I can’t believe nobody is talking about this. The consensus among economist is that low steady inflation is best for a currency. Deflation leads to inefficiencies and increases the chances of a liquidity trap.
A boon of cryptocurrencies in general (and arguable the reason of the recent impulse) is that we are independent from the central banks and their bipolar monetary policy of “print money whenever we feel like it”.
With EIP-1559, we go from the current predictable declining inflation (nearly ideal), to sheer uncertainty where inflation/deflation is the outcome of an unknown function of the network congestion over time.
That is a terrible monetary policy! As ethereum gets more popular, the burnt basefee increases, which causes an increase in deflation, so users are incentivized to not spent their ETH on DAPPs.
It essentially puts a hard asymptotic cap on Ethereum’s economic growth.
If you read all the crappy medium blogs written by proponents of this EIP you will find no sane economic rhetoric to support this change. What you will find is giddy propaganda talk such as "This is great for people holding ETH!!" or “If you hold ETH, you receive BASEFEE indirectly!!!”. Pure populism to convince the layman holder. Advocates of this EIP seem to have dollar signs (or rather, ether signs) for eyes and, as such, have no problem damaging ether’s usability as a currency as long at it pumps their bags.
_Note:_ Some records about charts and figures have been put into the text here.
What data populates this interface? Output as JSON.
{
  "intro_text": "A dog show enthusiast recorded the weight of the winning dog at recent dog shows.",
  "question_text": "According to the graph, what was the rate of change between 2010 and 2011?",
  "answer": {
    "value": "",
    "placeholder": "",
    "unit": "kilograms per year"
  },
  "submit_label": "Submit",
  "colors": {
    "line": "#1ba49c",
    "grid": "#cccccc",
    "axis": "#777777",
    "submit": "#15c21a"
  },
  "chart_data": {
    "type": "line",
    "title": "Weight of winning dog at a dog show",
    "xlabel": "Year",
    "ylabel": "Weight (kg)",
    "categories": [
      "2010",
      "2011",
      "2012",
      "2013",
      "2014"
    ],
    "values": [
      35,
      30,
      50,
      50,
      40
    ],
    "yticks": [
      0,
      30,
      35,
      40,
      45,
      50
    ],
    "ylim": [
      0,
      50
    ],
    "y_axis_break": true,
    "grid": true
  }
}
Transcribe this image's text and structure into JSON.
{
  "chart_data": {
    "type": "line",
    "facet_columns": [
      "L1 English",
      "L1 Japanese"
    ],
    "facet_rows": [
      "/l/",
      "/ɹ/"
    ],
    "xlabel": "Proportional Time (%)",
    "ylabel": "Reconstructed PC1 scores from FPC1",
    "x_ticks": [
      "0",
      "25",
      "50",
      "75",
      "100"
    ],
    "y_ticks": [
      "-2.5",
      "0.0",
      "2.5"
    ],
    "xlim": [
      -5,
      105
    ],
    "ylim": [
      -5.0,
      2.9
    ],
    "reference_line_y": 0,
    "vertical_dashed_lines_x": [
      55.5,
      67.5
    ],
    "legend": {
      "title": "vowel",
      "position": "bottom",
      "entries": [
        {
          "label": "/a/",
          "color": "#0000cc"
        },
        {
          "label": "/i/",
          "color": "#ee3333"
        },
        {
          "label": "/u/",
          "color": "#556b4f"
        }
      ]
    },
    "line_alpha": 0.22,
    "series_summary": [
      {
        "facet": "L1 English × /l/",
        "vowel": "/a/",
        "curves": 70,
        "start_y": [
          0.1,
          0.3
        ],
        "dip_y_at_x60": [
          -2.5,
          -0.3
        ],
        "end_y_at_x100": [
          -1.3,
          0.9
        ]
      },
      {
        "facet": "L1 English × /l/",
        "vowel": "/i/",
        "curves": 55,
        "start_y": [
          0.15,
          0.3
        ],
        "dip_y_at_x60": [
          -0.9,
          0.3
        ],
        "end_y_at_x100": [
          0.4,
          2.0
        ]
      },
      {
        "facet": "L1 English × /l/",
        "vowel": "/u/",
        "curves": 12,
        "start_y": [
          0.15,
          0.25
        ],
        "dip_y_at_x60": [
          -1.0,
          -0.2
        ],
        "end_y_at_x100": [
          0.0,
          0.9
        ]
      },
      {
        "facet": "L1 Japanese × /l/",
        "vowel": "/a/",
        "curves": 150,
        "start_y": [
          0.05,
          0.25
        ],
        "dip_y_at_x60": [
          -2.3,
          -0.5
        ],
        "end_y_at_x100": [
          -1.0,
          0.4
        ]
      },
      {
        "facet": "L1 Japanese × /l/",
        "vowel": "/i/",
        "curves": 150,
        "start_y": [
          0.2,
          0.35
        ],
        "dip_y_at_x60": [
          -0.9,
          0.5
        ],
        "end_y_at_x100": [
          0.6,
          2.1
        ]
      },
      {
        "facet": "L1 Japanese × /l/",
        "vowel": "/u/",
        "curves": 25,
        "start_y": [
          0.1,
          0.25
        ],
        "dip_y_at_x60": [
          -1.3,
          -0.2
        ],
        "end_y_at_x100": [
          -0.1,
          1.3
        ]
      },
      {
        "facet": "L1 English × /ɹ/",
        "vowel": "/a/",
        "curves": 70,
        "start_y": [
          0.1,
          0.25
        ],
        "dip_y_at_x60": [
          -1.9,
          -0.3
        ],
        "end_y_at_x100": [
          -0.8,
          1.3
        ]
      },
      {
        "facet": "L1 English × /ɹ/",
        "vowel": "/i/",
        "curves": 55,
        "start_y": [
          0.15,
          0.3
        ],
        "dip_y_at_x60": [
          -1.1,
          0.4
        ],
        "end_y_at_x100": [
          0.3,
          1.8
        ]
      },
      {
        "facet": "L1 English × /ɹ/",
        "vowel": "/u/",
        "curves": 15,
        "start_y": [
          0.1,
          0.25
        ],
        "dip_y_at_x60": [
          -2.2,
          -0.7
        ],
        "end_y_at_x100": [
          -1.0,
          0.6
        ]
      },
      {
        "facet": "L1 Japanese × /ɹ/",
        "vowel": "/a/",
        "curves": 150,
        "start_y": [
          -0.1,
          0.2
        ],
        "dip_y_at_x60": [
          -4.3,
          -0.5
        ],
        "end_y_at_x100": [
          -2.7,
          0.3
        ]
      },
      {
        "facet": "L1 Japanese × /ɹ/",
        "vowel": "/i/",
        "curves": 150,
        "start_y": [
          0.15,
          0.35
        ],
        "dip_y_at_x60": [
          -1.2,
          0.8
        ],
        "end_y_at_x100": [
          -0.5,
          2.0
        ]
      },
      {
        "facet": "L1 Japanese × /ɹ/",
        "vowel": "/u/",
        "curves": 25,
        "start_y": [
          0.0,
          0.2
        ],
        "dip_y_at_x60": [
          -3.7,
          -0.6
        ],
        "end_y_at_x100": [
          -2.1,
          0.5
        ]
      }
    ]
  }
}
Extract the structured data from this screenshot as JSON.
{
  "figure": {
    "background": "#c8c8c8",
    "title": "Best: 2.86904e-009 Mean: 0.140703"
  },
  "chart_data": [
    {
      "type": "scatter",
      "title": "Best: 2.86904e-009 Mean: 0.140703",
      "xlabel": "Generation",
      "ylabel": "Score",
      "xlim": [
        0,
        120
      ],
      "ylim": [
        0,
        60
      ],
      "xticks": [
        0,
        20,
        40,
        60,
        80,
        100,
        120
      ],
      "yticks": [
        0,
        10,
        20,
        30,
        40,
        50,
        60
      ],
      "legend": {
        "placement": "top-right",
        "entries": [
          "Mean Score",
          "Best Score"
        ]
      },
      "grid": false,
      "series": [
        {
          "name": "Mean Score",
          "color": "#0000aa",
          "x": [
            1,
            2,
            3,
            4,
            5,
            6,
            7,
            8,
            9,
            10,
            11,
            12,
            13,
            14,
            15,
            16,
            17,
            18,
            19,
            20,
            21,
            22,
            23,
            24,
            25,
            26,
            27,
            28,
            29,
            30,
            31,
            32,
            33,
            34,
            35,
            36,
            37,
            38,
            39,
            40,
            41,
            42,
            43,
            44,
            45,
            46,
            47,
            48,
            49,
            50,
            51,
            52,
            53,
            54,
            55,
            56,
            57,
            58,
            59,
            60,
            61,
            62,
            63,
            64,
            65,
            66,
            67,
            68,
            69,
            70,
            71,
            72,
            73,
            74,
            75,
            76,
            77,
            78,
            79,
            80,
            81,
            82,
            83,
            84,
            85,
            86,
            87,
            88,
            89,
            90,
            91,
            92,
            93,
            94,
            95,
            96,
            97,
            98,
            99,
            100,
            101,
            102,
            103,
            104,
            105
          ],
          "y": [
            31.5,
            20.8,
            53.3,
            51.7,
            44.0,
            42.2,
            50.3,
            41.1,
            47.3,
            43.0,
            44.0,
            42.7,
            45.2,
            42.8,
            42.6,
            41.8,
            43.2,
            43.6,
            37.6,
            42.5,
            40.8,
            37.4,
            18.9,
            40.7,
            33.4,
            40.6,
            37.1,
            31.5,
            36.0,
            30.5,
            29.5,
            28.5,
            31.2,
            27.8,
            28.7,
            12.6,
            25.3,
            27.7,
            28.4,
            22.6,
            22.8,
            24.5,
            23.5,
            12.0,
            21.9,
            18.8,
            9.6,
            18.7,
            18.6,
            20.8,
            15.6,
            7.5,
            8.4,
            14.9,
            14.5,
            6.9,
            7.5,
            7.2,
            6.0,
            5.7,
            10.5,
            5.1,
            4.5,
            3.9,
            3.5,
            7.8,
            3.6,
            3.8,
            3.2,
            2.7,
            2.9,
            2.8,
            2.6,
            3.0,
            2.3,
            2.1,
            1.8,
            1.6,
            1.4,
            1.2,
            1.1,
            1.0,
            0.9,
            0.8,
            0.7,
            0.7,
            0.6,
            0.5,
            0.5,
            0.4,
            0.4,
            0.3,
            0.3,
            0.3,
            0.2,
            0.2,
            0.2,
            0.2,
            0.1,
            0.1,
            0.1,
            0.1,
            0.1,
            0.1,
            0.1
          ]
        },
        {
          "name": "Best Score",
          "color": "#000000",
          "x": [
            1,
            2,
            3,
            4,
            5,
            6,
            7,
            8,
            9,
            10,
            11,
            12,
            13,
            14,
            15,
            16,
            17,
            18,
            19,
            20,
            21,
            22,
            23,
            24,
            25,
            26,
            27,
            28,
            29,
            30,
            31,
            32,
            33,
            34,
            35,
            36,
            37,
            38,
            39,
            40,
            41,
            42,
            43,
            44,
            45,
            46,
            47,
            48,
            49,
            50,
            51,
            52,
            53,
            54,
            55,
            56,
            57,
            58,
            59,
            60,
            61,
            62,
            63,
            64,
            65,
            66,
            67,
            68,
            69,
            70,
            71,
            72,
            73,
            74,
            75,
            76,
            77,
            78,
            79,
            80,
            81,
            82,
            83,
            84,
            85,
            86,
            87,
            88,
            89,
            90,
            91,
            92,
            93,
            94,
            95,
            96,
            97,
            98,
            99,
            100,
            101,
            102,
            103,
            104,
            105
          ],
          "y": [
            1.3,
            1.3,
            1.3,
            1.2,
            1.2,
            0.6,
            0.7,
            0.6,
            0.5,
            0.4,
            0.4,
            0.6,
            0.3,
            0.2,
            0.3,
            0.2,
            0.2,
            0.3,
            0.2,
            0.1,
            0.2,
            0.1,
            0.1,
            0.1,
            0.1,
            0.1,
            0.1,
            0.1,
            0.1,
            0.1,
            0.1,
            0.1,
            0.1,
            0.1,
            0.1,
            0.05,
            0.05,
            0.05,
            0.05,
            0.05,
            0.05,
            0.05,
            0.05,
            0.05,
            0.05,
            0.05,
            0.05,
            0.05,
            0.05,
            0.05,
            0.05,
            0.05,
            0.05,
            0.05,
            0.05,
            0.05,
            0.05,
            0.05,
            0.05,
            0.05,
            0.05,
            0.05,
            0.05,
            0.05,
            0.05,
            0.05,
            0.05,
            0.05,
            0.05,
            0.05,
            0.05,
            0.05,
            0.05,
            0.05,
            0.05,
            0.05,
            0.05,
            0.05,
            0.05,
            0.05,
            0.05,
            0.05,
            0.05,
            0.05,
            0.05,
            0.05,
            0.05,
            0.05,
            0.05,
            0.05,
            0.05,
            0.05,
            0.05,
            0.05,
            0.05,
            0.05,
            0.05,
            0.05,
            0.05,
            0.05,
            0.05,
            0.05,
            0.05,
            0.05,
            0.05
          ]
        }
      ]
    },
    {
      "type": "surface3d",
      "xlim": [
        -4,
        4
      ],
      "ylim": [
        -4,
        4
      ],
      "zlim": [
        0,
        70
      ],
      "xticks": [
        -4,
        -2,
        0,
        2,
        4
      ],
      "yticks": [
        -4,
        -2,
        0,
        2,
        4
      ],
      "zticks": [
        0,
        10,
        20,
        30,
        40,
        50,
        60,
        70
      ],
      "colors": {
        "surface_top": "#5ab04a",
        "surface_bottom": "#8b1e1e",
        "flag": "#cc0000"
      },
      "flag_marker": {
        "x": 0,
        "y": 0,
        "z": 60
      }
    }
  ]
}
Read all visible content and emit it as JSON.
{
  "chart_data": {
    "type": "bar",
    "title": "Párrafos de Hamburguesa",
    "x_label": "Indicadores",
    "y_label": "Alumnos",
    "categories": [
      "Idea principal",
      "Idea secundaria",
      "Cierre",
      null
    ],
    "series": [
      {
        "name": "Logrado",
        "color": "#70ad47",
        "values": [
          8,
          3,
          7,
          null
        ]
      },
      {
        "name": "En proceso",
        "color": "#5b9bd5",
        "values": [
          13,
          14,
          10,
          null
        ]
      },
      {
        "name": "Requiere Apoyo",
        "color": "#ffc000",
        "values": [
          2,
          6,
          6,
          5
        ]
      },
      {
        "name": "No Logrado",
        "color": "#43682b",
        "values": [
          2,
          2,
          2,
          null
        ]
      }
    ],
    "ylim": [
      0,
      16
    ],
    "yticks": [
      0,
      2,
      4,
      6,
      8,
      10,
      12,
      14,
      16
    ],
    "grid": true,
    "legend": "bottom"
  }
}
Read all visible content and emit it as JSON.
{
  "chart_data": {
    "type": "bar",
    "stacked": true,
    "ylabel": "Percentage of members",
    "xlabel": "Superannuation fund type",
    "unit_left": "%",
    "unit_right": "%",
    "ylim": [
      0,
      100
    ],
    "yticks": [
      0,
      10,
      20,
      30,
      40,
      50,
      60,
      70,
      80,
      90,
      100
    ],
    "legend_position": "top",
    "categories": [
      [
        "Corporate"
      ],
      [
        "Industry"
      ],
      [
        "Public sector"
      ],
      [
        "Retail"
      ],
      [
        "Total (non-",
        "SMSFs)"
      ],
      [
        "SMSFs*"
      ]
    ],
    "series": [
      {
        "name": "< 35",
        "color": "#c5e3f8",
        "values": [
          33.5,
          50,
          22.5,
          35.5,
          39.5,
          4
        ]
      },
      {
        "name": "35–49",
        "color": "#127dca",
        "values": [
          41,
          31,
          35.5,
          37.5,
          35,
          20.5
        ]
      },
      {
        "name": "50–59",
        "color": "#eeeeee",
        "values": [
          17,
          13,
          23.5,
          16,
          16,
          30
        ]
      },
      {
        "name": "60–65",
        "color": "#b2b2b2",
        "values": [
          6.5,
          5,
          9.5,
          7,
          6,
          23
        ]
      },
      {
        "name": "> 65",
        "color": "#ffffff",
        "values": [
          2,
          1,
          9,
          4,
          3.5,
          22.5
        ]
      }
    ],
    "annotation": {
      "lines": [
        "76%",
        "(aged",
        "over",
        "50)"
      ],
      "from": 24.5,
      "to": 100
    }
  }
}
The EIP sends an incredibly weak economic signal: plain ETH holding must be artificially incentivized using a deflation ponzi (else people might sell their ETH for dollars or euros, oh no!). The side effects being of course that the number 1 ‘product’ that is purchased using ETH (gas for smart contracts) is now less attractive and general use as a currency is discouraged (compared to those dollars and euros).
Make no mistake, being the first mover with smart contracts is the only thing that gives Ethereum any real value. The attractiveness of using a given cryptocurrency as a store of value is directly proportional to it’s name recognition and stable monetary policy. Bitcoin is orders of magnitude ahead on the first and, after this EIP, will also have the advantage on the second.
The worst part of this proposal is that there already exists a reward mechanism for people wiling to hold ETH, it’s called staking (rings a bell anyone?). As long as rewards for staking are sufficiently higher than inflation (which they are) there is absolutely zero need for an unconditional incentive to hold ETH. The only people that stand to benefit are those that have no plans to lock their ETH in a long staking contract but instead hold ETH short term with the hope of converting it to fiat when the price has risen enough: soulless traders and speculators looking for a quick buck instead of a monetary revolution.